Thus, all neonates of both groups were subjected to the following:

Full maternal data: were taken including age of mother, gravidity, parity, abortions, gestational age by early ultrasound and maternal illnesses as pre-eclampsia, hypertension, gestational diabetes, premature rupture of membrane. Obstetric data including mode of delivery and gestational age at delivery by ultrasound were also obtained.

Neonatal assessment: including gestational age by new Ballard, sex of neonate, Apgar score at 1 and 5 min and full general and systemic examinations of the newborns.

Growth analysis: Intrauterine growth was evaluated using the anthropometric indices of birth weight and length at birth by gestational age, Body mass index (BMI) was calculated as weight (kg)/height (m2).

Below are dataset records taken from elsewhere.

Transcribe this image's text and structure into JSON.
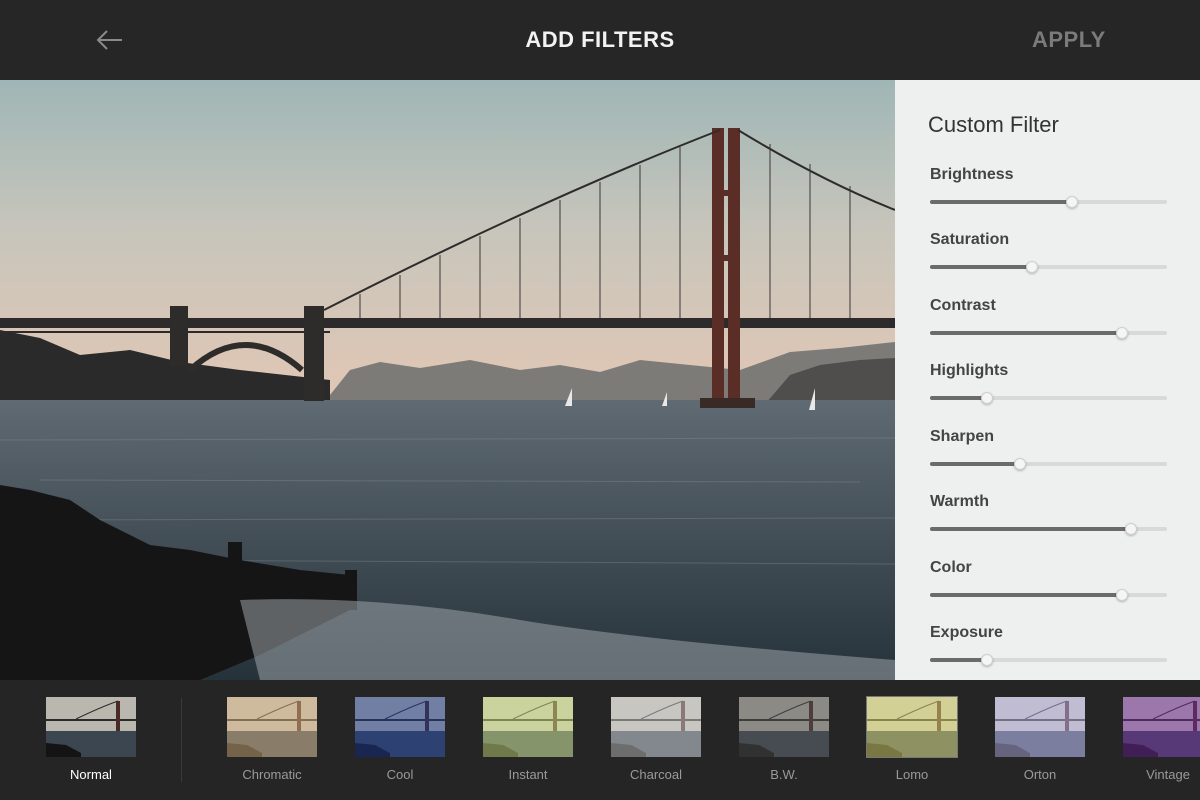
{
  "header": {
    "title": "ADD FILTERS",
    "apply_label": "APPLY",
    "back_icon": "arrow-left-icon"
  },
  "panel": {
    "title": "Custom Filter",
    "sliders": [
      {
        "label": "Brightness",
        "value": 0.6
      },
      {
        "label": "Saturation",
        "value": 0.43
      },
      {
        "label": "Contrast",
        "value": 0.81
      },
      {
        "label": "Highlights",
        "value": 0.24
      },
      {
        "label": "Sharpen",
        "value": 0.38
      },
      {
        "label": "Warmth",
        "value": 0.85
      },
      {
        "label": "Color",
        "value": 0.81
      },
      {
        "label": "Exposure",
        "value": 0.24
      }
    ]
  },
  "filters": [
    {
      "label": "Normal",
      "tint": "none",
      "active": true
    },
    {
      "label": "Chromatic",
      "tint": "#e8c28a"
    },
    {
      "label": "Cool",
      "tint": "#1c3b9c"
    },
    {
      "label": "Instant",
      "tint": "#dff58a"
    },
    {
      "label": "Charcoal",
      "tint": "#d9d9d9"
    },
    {
      "label": "B.W.",
      "tint": "#555555"
    },
    {
      "label": "Lomo",
      "tint": "#f4f07a"
    },
    {
      "label": "Orton",
      "tint": "#c9c4ff"
    },
    {
      "label": "Vintage",
      "tint": "#7a2aa8"
    }
  ],
  "colors": {
    "topbar": "#262626",
    "panel_bg": "#eef0f0",
    "strip_bg": "#252525"
  }
}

Head circumference was measured using non stretchable tape. Birth growth parameter Z-scores were calculated using the World Health Organization (WHO) Child Growth Parameter’s Anthro software for SPSS (SPSS Inc., Chicago, IL, USA). All measures were performed using standardized equipment and following the recommendations of the International Biological Program. Newborns were classified as intrauterine growth retardation neonates (IUGR) when their percentiles were < 10, appropriate for gestational age (AGA) when their percentiles were 10 to 90 [19, 20].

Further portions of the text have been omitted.